To hear members of the panel that sets California lawmaker salaries tell it, this may be the last year of the traditional across-the-board decision to either boost or cut the paychecks of top officials.

The unanimous 4-0 vote of the California Citizens Compensation Commission to raise the salary of Gov. Jerry Brown and top state officials came on Monday after a robust discussion about separating the executive branch's pay rates from those of the Legislature.

"My opinion is that some of the state officers deserve a little bit higher raise than the Assembly and the Senate," said Commissioner Anthony Burkett.

Nonetheless, the panel gave all state lawmakers -- from the governor to the attorney general and down to rank-and-file legislators -- a 3 percent annual increase, beginning in December. The commission also rescinded a 10 percent cut in health, dental and vision benefits to top officials imposed during the recession; those rates will now be equal to the benefits paid for managerial state employees.

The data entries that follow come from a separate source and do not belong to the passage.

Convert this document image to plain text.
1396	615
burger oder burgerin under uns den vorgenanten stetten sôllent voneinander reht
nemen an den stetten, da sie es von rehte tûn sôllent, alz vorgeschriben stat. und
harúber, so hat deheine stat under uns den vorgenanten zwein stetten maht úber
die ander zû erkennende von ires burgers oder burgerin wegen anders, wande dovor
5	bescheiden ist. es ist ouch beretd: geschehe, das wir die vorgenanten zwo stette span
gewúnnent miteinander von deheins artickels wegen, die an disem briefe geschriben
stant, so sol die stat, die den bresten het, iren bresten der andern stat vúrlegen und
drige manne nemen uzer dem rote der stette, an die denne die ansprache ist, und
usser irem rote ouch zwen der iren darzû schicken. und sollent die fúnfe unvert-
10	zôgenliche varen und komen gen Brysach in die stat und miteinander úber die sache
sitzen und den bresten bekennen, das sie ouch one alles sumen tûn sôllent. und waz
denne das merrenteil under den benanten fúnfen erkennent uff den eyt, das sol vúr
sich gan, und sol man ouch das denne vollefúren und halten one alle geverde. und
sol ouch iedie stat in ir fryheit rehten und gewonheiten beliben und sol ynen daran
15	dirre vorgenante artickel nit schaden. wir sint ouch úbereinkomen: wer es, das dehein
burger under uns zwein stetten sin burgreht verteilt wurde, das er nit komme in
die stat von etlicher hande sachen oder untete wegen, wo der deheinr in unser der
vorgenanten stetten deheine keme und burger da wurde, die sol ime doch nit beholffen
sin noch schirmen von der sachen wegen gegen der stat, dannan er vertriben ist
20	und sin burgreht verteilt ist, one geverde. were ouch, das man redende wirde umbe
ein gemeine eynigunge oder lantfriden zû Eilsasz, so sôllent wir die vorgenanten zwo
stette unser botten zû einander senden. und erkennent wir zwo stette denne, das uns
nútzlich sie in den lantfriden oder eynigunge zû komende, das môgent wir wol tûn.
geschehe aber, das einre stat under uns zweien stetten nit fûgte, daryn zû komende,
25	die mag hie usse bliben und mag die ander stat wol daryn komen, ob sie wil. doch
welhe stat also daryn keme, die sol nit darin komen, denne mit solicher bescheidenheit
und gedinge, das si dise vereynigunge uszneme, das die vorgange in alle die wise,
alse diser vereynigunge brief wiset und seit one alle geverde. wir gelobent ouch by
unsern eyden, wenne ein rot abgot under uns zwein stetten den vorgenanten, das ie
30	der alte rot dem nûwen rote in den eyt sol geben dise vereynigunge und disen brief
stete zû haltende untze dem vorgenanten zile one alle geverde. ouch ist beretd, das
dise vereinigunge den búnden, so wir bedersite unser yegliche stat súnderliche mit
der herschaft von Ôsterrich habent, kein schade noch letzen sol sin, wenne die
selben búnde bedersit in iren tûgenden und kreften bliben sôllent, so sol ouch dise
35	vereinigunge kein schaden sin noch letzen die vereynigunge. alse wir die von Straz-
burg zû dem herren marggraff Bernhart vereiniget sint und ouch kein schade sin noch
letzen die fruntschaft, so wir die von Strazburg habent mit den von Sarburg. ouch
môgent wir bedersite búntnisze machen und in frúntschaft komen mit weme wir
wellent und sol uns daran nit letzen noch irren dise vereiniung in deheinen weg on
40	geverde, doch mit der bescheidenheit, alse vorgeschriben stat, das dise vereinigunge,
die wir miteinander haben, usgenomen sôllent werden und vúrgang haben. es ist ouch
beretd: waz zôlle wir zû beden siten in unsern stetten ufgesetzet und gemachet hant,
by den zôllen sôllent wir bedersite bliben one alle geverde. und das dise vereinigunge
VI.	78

Salary levels for governor, attorney general and legislators approved on May 11 by the California Citizens Compensation Commission.
Salary levels for governor, attorney general and legislators approved on May 11 by the California Citizens Compensation Commission. (John Myers/KQED)

Gov. Brown's annual salary will rise to $182,791 a year, while legislators will see base pay rise to $100,112 a year (more for legislative leaders). The panel also set new, higher salaries for lieutenant governor, attorney general, controller, treasurer, secretary of state, insurance commissioner, superintendent of public instruction and leadership positions in the Legislature.


But it was clear that the panel, with three vacancies and able to take action only after Brown appointed a new member last week, wants to rethink its tried-and-true practice of moving all salaries up or down in unison.

"I think a discussion is warranted about what we think is reasonable compensation for each one of these elected officials, separate from treating them as a group," said Commissioner Burkett.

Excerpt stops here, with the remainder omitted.